Answer by Jordan Yates, Seeker of truth. International man of mystery. Lover of fine art., on Quora:

My parents do not believe in punishments. I have never been grounded, or had my phone taken away, or had to do extra chores. I've never been spanked. Yet, I'd say my parents managed to raise respectful, disciplined children. My mom believes in the power of natural consequences.

My freshman year of high school, I posted a Facebook status about one of my teachers because she wouldn't let me turn in some of my makeup work. It wasn't an awful status, but it wasn't nice. When I came by that teacher's room early the next morning, she informed me that she had seen the status and that it was disrespectful. She talked me through why what I had said was incorrect, and why she was unhappy with it. She also told me that she had called my mom about the incident.

I sat outside of the school and cried for a solid twenty minutes because I had never been in trouble before, but I knew I was this time. My mom called me before class, and told me she was taking me out for ice cream after school. No reprimand. No torrent of abuses. Just ice cream. And a talk.

That was somehow the most terrifying thing she could have said. A talk. I got in the car after school and my stomach was filled with dread. Ice cream didn't even sound good. Okay, it did sound good, but that didn't make me any less nervous.

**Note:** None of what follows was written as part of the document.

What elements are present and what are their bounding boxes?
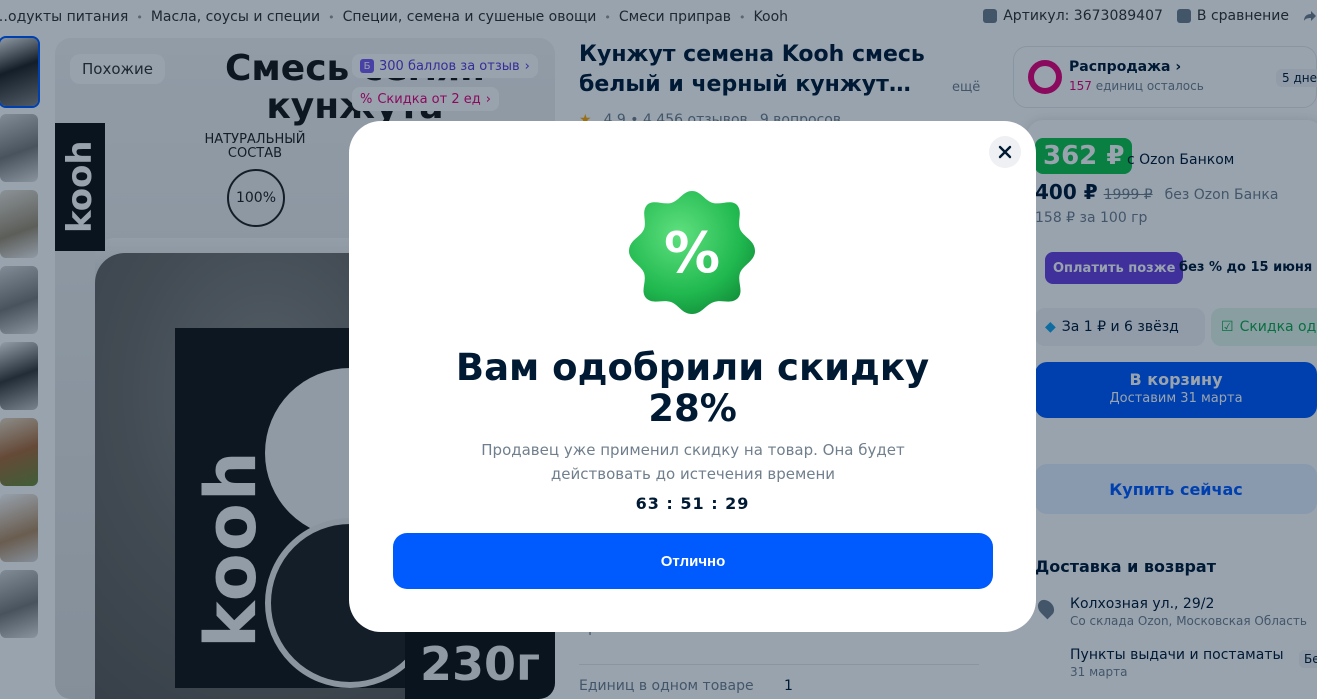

My mom casually asked about my day, about my classes. She didn't seem upset or particularly panicked. It seemed like we were just going for ice cream. We got there and ordered our desserts, and she started. She explained to me that when I say something mean about someone else, that has a negative effect on others and can lead to repercussions for me. She explained to me that every action has a consequence, that everything you say can be used against you. That I need to know my audience, and that complaining to my friends is different than posting things online, and that posting things online about others is not a nice thing to do. That she expected this to be a learning opportunity for me, and that it would never happen again because now I've seen how unpleasant it feels to be called out for what I say.

She didn't yell and scream and throw a fit. She didn't hit me or deprive me. She reminded me that everything I do has its own consequence, and that in and of itself is the punishment. We never spoke of it again, and nothing like it ever happened again. That was my mom's worst, yet most valuable, punishment.

I learned that you can teach your child a far greater lesson by explaining their mistakes than by arbitrarily punishing them. That when you create a relationship based on respect, your words will have a far greater impact than any punishment could. That showing respect is the only way of teaching respect. My parents didn't do everything right, but the way they disciplined me was their greatest act.